Esta resenha foi publicada no Jornal da Cidade (de Poços de Caldas/MG) em 12 de março de 2022. É uma versão reescrita da crítica que escrevi originalmente no Good Reads em 2019; vali-me dela para lembrar que neste ano será comemorado o centenário de nascimento de Saramago. Eu mesmo revisei o texto, ou seja, talvez algum dia ele precise que outra pessoa o revise para identificar erros que meu olhar já cansado não percebeu.
Em
16 de novembro deste ano comemorar-se-ão os cem anos do grande escritor
português José Saramago, o único ganhador do Prêmio Nobel de Literatura que
escreveu em língua portuguesa. Ele venceu a premiação em 1998 e faleceu em 2010,
autoexilado na ilha espanhola de Lanzarote.

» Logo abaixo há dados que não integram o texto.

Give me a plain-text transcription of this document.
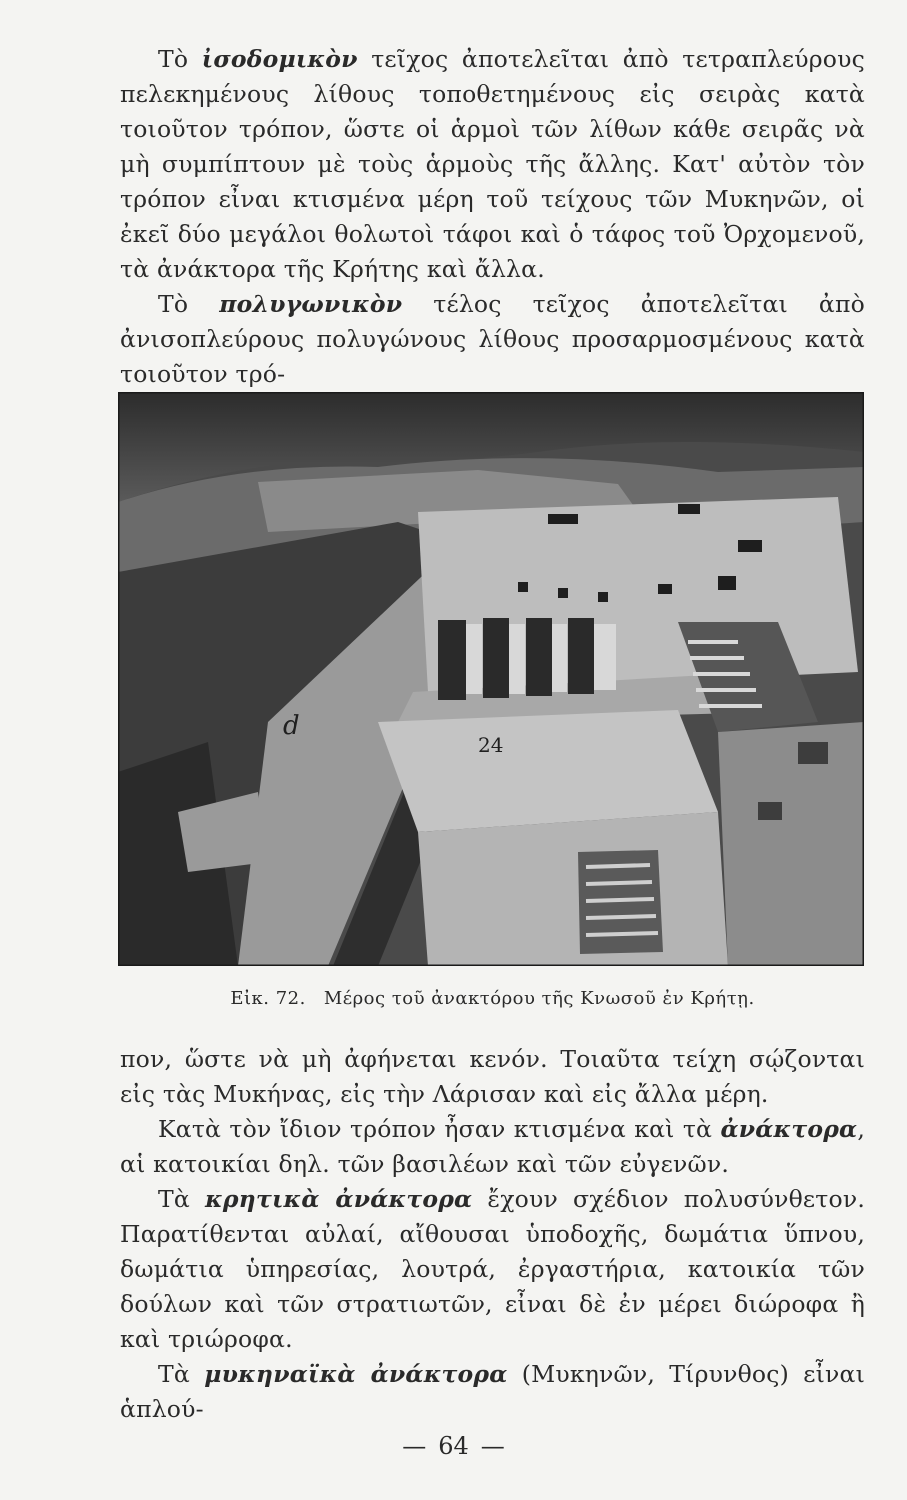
Τὸ ἰσοδομικὸν τεῖχος ἀποτελεῖται ἀπὸ τετραπλεύρους πελεκημένους λίθους τοποθετημένους εἰς σειρὰς κατὰ τοιοῦτον τρόπον, ὥστε οἱ ἁρμοὶ τῶν λίθων κάθε σειρᾶς νὰ μὴ συμπίπτουν μὲ τοὺς ἁρμοὺς τῆς ἄλλης. Κατ' αὐτὸν τὸν τρόπον εἶναι κτισμένα μέρη τοῦ τείχους τῶν Μυκηνῶν, οἱ ἐκεῖ δύο μεγάλοι θολωτοὶ τάφοι καὶ ὁ τάφος τοῦ Ὀρχομενοῦ, τὰ ἀνάκτορα τῆς Κρήτης καὶ ἄλλα.

Τὸ πολυγωνικὸν τέλος τεῖχος ἀποτελεῖται ἀπὸ ἀνισοπλεύρους πολυγώνους λίθους προσαρμοσμένους κατὰ τοιοῦτον τρό-

d
24
Εἰκ. 72. Μέρος τοῦ ἀνακτόρου τῆς Κνωσοῦ ἐν Κρήτῃ.

πον, ὥστε νὰ μὴ ἀφήνεται κενόν. Τοιαῦτα τείχη σῴζονται εἰς τὰς Μυκήνας, εἰς τὴν Λάρισαν καὶ εἰς ἄλλα μέρη.

Κατὰ τὸν ἴδιον τρόπον ἦσαν κτισμένα καὶ τὰ ἀνάκτορα, αἱ κατοικίαι δηλ. τῶν βασιλέων καὶ τῶν εὐγενῶν.

Τὰ κρητικὰ ἀνάκτορα ἔχουν σχέδιον πολυσύνθετον. Παρατίθενται αὐλαί, αἴθουσαι ὑποδοχῆς, δωμάτια ὕπνου, δωμάτια ὑπηρεσίας, λουτρά, ἐργαστήρια, κατοικία τῶν δούλων καὶ τῶν στρατιωτῶν, εἶναι δὲ ἐν μέρει διώροφα ἢ καὶ τριώροφα.

Τὰ μυκηναϊκὰ ἀνάκτορα (Μυκηνῶν, Τίρυνθος) εἶναι ἁπλού-

— 64 —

Comunista e pouco afeito a
convenções, ele não se conformou com a censura política do governo português,
em 1992, ao seu livro O Evangelho Segundo Jesus Cristo, lançado no ano anterior.
É de se imaginar que seu centenário ensejará a republicação de sua vasta obra e
até mesmo de inéditos, embora até aqui não tenha visto nada neste sentido.

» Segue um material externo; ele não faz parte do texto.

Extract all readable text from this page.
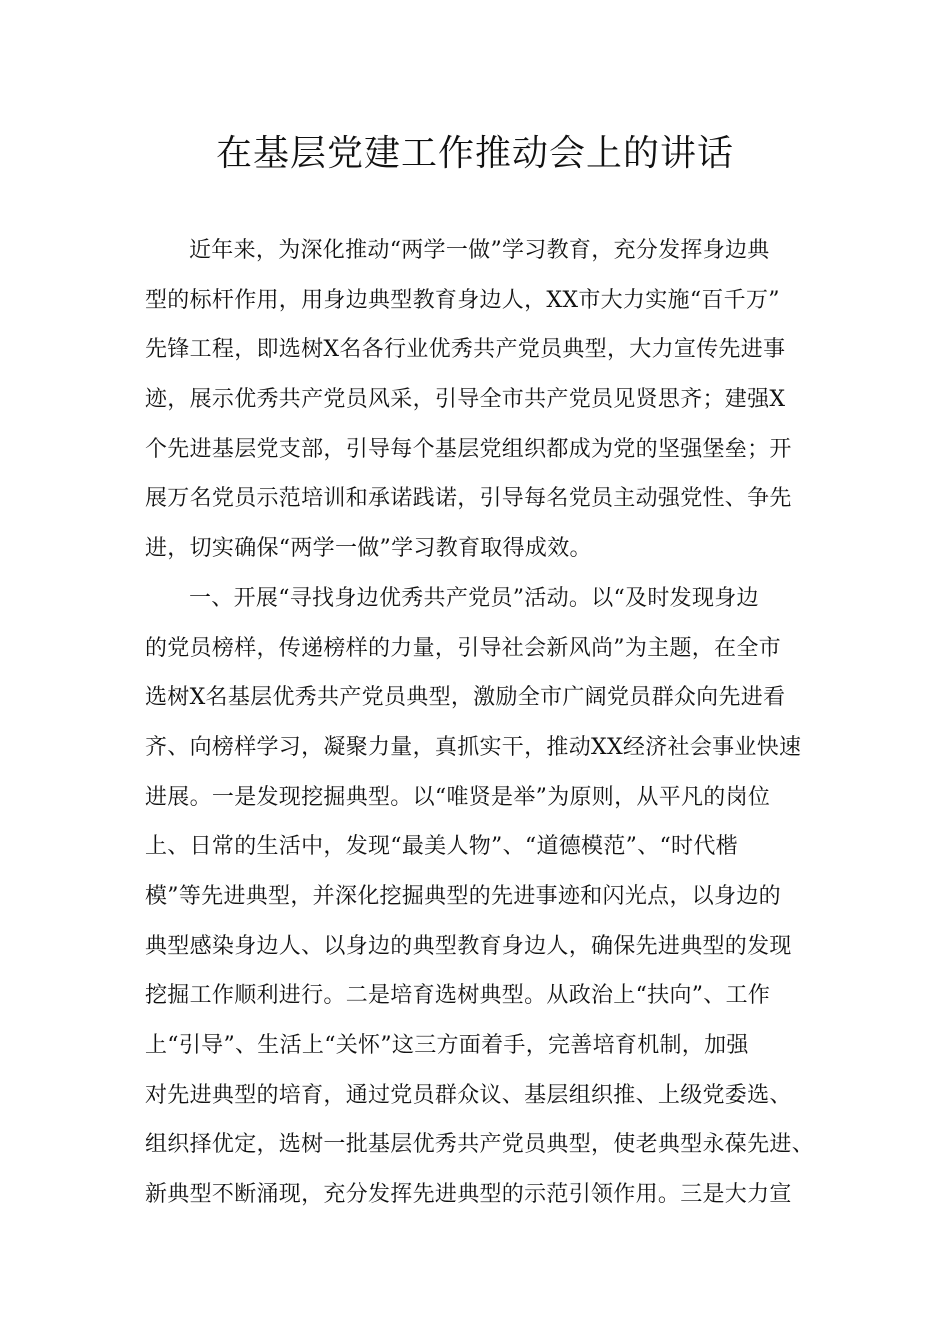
在基层党建工作推动会上的讲话
近年来，为深化推动“两学一做”学习教育，充分发挥身边典
型的标杆作用，用身边典型教育身边人，XX市大力实施“百千万”
先锋工程，即选树X名各行业优秀共产党员典型，大力宣传先进事
迹，展示优秀共产党员风采，引导全市共产党员见贤思齐；建强X
个先进基层党支部，引导每个基层党组织都成为党的坚强堡垒；开
展万名党员示范培训和承诺践诺，引导每名党员主动强党性、争先
进，切实确保“两学一做”学习教育取得成效。
一、开展“寻找身边优秀共产党员”活动。以“及时发现身边
的党员榜样，传递榜样的力量，引导社会新风尚”为主题，在全市
选树X名基层优秀共产党员典型，激励全市广阔党员群众向先进看
齐、向榜样学习，凝聚力量，真抓实干，推动XX经济社会事业快速
进展。一是发现挖掘典型。以“唯贤是举”为原则，从平凡的岗位
上、日常的生活中，发现“最美人物”、“道德模范”、“时代楷
模”等先进典型，并深化挖掘典型的先进事迹和闪光点，以身边的
典型感染身边人、以身边的典型教育身边人，确保先进典型的发现
挖掘工作顺利进行。二是培育选树典型。从政治上“扶向”、工作
上“引导”、生活上“关怀”这三方面着手，完善培育机制，加强
对先进典型的培育，通过党员群众议、基层组织推、上级党委选、
组织择优定，选树一批基层优秀共产党员典型，使老典型永葆先进、
新典型不断涌现，充分发挥先进典型的示范引领作用。三是大力宣
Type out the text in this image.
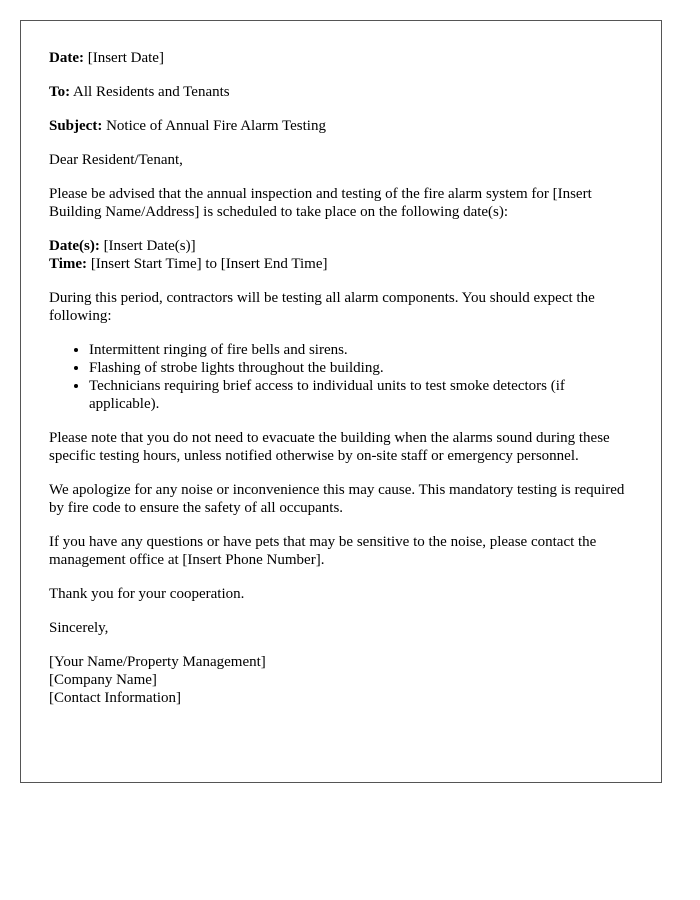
Date: [Insert Date]

To: All Residents and Tenants

Subject: Notice of Annual Fire Alarm Testing

Dear Resident/Tenant,

Please be advised that the annual inspection and testing of the fire alarm system for [Insert Building Name/Address] is scheduled to take place on the following date(s):

Date(s): [Insert Date(s)]
Time: [Insert Start Time] to [Insert End Time]

During this period, contractors will be testing all alarm components. You should expect the following:

• Intermittent ringing of fire bells and sirens.
• Flashing of strobe lights throughout the building.
• Technicians requiring brief access to individual units to test smoke detectors (if applicable).

Please note that you do not need to evacuate the building when the alarms sound during these specific testing hours, unless notified otherwise by on-site staff or emergency personnel.

We apologize for any noise or inconvenience this may cause. This mandatory testing is required by fire code to ensure the safety of all occupants.

If you have any questions or have pets that may be sensitive to the noise, please contact the management office at [Insert Phone Number].

Thank you for your cooperation.

Sincerely,

[Your Name/Property Management]
[Company Name]
[Contact Information]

Seria de bom alvitre, pois sua gramática própria e difícil, que engendrou um
estilo personalíssimo inconfundível, com certeza afastou leitores jovens quando
ele estava vivo – recordo-me até de uma reportagem da revista Trip que afirmava
que a juventude portuguesa à época não o lia, preferindo António Lobo Antunes,
autor de Os Cus de Judas, também tido em alta conta pela crítica especializada.
Agora seria uma ótima oportunidade de redescobri-lo. Meu primeiro contato com a
obra de Saramago não foi muito proveitoso, por exemplo. Conforme lia este livro
de crônicas, que foi presente de uma amiga, dei-me conta de que já havia
começado a lê-lo em 1996, quando o comprei numa livraria no campus da Unesp em
Bauru, esperançoso de ter uma ótima leitura, dada a reputação do Saramago. Mas
detestei-o e o deixei de lado. Não guardei na memória o título e como ele foi
relançado com uma capa diferente, nem de longe tão bonita quanto à da edição
lançada nos anos noventa, não percebi, a princípio, que se tratava do mesmo
livro. Lendo-o agora, tendo mais paciência, devido à idade, notei que não é tão
ruim assim. Não fiquei com nenhum ranço do Saramago; naquela década mesmo,
ainda jovem, li O Conto da Ilha Desconhecida e achei ótimo. Meu problema com
este livro é que a crônica brasileira é ótima, uma tradição que provavelmente é
inigualável. Saramago tem a mão pesada demais para o gênero; pesadíssima, aliás.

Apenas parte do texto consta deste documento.